Re: udev and devfs - The final word

From: Andries Brouwer
Date: Mon Jan 05 2004 - 09:56:44 EST


On Sun, Jan 04, 2004 at 07:33:16PM -0800, Linus Torvalds wrote:

[A mailbox full of messages, too many to reply to.
Yes, Daniel Jacobowitz understood that I referred to fsid in the NFS case:

There is a great variation here in what various servers and clients do,
but roughly speaking filehandles tend to contain a fsid, and this fsid
often (no fsid= given) involves (major,minor,ino).

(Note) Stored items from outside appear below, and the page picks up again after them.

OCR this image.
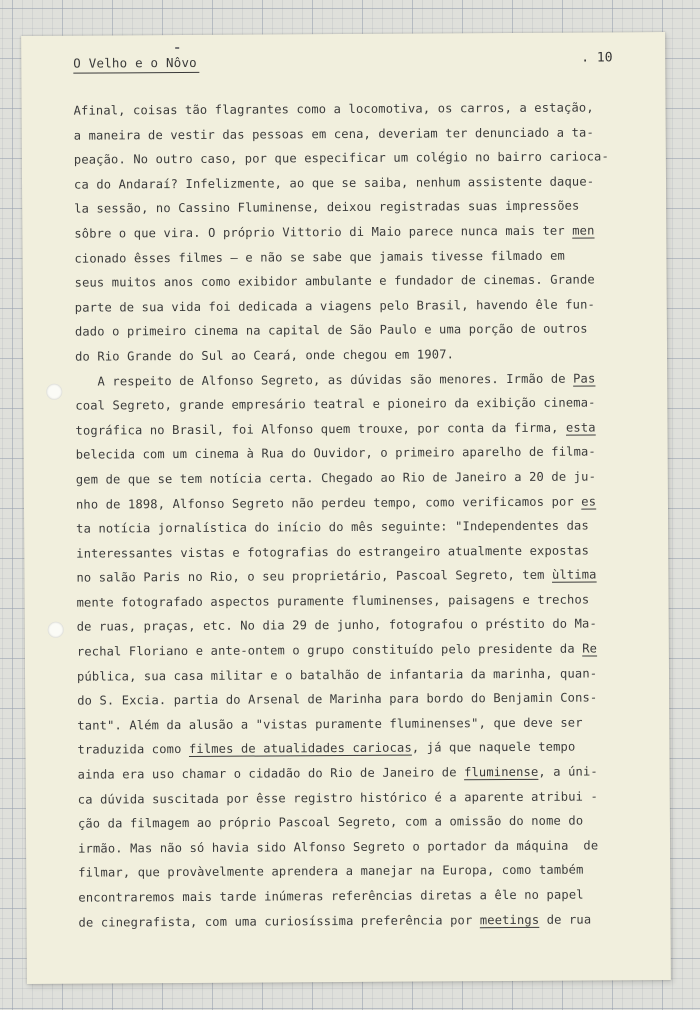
O Velho e o Nôvo	. 10
Afinal, coisas tão flagrantes como a locomotiva, os carros, a estação,
a maneira de vestir das pessoas em cena, deveriam ter denunciado a ta-
peação. No outro caso, por que especificar um colégio no bairro carioca-
ca do Andaraí? Infelizmente, ao que se saiba, nenhum assistente daque-
la sessão, no Cassino Fluminense, deixou registradas suas impressões
sôbre o que vira. O próprio Vittorio di Maio parece nunca mais ter men
cionado êsses filmes — e não se sabe que jamais tivesse filmado em
seus muitos anos como exibidor ambulante e fundador de cinemas. Grande
parte de sua vida foi dedicada a viagens pelo Brasil, havendo êle fun-
dado o primeiro cinema na capital de São Paulo e uma porção de outros
do Rio Grande do Sul ao Ceará, onde chegou em 1907.
A respeito de Alfonso Segreto, as dúvidas são menores. Irmão de Pas
coal Segreto, grande empresário teatral e pioneiro da exibição cinema-
tográfica no Brasil, foi Alfonso quem trouxe, por conta da firma, esta
belecida com um cinema à Rua do Ouvidor, o primeiro aparelho de filma-
gem de que se tem notícia certa. Chegado ao Rio de Janeiro a 20 de ju-
nho de 1898, Alfonso Segreto não perdeu tempo, como verificamos por es
ta notícia jornalística do início do mês seguinte: "Independentes das
interessantes vistas e fotografias do estrangeiro atualmente expostas
no salão Paris no Rio, o seu proprietário, Pascoal Segreto, tem ùltima
mente fotografado aspectos puramente fluminenses, paisagens e trechos
de ruas, praças, etc. No dia 29 de junho, fotografou o préstito do Ma-
rechal Floriano e ante-ontem o grupo constituído pelo presidente da Re
pública, sua casa militar e o batalhão de infantaria da marinha, quan-
do S. Excia. partia do Arsenal de Marinha para bordo do Benjamin Cons-
tant". Além da alusão a "vistas puramente fluminenses", que deve ser
traduzida como filmes de atualidades cariocas, já que naquele tempo
ainda era uso chamar o cidadão do Rio de Janeiro de fluminense, a úni-
ca dúvida suscitada por êsse registro histórico é a aparente atribui -
ção da filmagem ao próprio Pascoal Segreto, com a omissão do nome do
irmão. Mas não só havia sido Alfonso Segreto o portador da máquina  de
filmar, que provàvelmente aprendera a manejar na Europa, como também
encontraremos mais tarde inúmeras referências diretas a êle no papel
de cinegrafista, com uma curiosíssima preferência por meetings de rua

No, I have not talked this year about exporting /dev. Also interesting.
Yes, as I said, one can avoid NFS problems by giving fsid=.
It is similar elsewhere. A thousand minor problems are caused by
unstable device numbers. All annoying, each can be solved easily
once one has figured out what goes wrong and why. That is why I say
"preferably stable across reboots".]


What remains to be said?

Linus, let me try a bit more to address what I see as a misconception
in your posts.

> It shouldn't be fixed by saying "device numbers have to be stable across
> reboots", because the fact is, we're most likely going to have storage
> that is really really hard to enumerate in a repeatable fashion.

You have this strange hangup concerning "enumerate", and then keep
repeating to others that enumerating is impossible, and that therefore
stable device numbers are impossible, and that consequently, since we
cannot have stable device numbers expecting them to be stable is broken.

It is an old misconception - I recall you telling me how many billion years
an "ls /dev" would take with 64-bit device numbers.

No - I never advocated "find a device number by enumeration".
Quite the opposite, I advocated "use a hash of the serial number
as the device number of a disk". And more generally, "it is the
driver's job to assign a device number".

So it is not difficult at all to give this network attached storage
a stable device number.

And if one can, there is no reason not to do so.
It may even allow udev to give stable names as well.